There are a few different types of surgery that can be performed.

  • The entire thyroid gland can be removed.
  • The lymph node and the thyroid can be removed. This is done when the lymph nodes are enlarged. Once they are removed, they will be tested as well to make sure that they do not contain cancerous cells as well.
  • If the cancerous region of the thyroid gland is small, then one side of the gland may be removed instead of the entire thyroid gland.

Having surgery is always risky for the patient because it presents a risk of infection.

The parathyroid can be damaged easily during the procedure, and there is even a small risk that your vocal cords could be damaged as well. This can cause vocal cord paralysis as well as difficulty breathing.

Thyroid Hormone Therapy

After you receive surgery to remove cancer, you will need to take levothyroxine, which is a thyroid hormone medication that you will need to take for the rest of your life.

Taking this medication will supply your body with the hormones that your body is no longer receiving because of the removal of your thyroid. It also regulates the amount of thyroid-stimulating hormones that are released from your pituitary gland. This helps prevent cancer from growing back.

Every few months, you will need to get blood tests to check your hormone levels to make sure that you are receiving the proper dosage.

  • Radioactive Iodine – This form of treatment uses large amounts of radioactive iodine to destroy healthy thyroid tissue that is remaining in your body. It typically comes in a capsule, but it can also be found in liquid form. The radiation is designed to kill thyroid cancer, but there is a small chance that other cells can also be damaged. Most of the iodine will exit your body naturally after a few days.
  • External Radiation Therapy – You can also receive radiation treatment with a machine. This treatment is typically only done for a few minutes a day, but it is given to the patient five days a week for a period of five weeks.
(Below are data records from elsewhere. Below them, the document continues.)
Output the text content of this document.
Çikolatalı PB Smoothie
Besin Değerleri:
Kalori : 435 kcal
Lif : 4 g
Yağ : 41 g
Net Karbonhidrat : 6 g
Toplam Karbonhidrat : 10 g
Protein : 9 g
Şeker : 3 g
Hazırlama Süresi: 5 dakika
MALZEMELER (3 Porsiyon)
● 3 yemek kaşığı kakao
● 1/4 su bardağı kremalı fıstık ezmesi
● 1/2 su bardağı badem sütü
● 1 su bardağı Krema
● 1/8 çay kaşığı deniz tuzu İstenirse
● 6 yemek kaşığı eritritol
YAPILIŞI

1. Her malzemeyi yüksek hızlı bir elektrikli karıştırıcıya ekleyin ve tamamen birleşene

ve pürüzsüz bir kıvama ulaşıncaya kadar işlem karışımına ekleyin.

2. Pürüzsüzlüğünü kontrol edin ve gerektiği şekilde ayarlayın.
This is a great option to consider if the cancer is still alive in your body after cancer has been removed. It will help prevent cancer from spreading further in your body.
  • Chemotherapy – is a form of treatment that utilizes chemicals to kill cancer. The medication is given through a vein to kill the cancerous cell in the body quickly. This treatment is typically the last resort for thyroid cancer.
  • Alcohol Injections – If the cancer is located in an area of the body that is difficult to reach, then these injections can prove to be a great treatment option.
  • Targeted Drug Therapy – Sometimes, medication can be used to target thyroid cancer specifically. Typical drugs that are used in this type of treatment are Cabozantinib, Sorafenib, or Vandetanib.

Coping and Support

Dealing with thyroid cancer can be difficult for both the patient and their loved ones, so there is a lot of support available to help them through this stressful time in life. Hospitals and clinics have individuals available to help them through their emotional and spiritual needs. Of course, the patient’s physical needs are cared for, but sometimes people may feel like there are not a lot of spiritual options that will help them emotionally.

The best thing that can be done to cope with the journey that they need to take to get the proper treatment is to understand what will come next. Research the types of treatments you may be receiving, consider your options, and discuss them with your doctor.

You can find a lot of good information from the American Cancer Society and the American Thyroid Association. If you understand thyroid cancer, you will know what to expect. In addition, doing some research on your cancer stage can help you prepare yourself. Remember, many people survive thyroid cancer, so they can actually be a great source of support as well.

You can ask your doctor for information on local support groups in your area. There are also thyroid cancer survivors that can be found online.

Sites such as the American Cancer Society Cancer Survivors’ Network and the Thyroid Cancer Survivors’ Association can be a great place to start. You had no control over getting thyroid cancer, but you can control the type of treatment you receive to get well again and beat the disease that is currently causing you pain.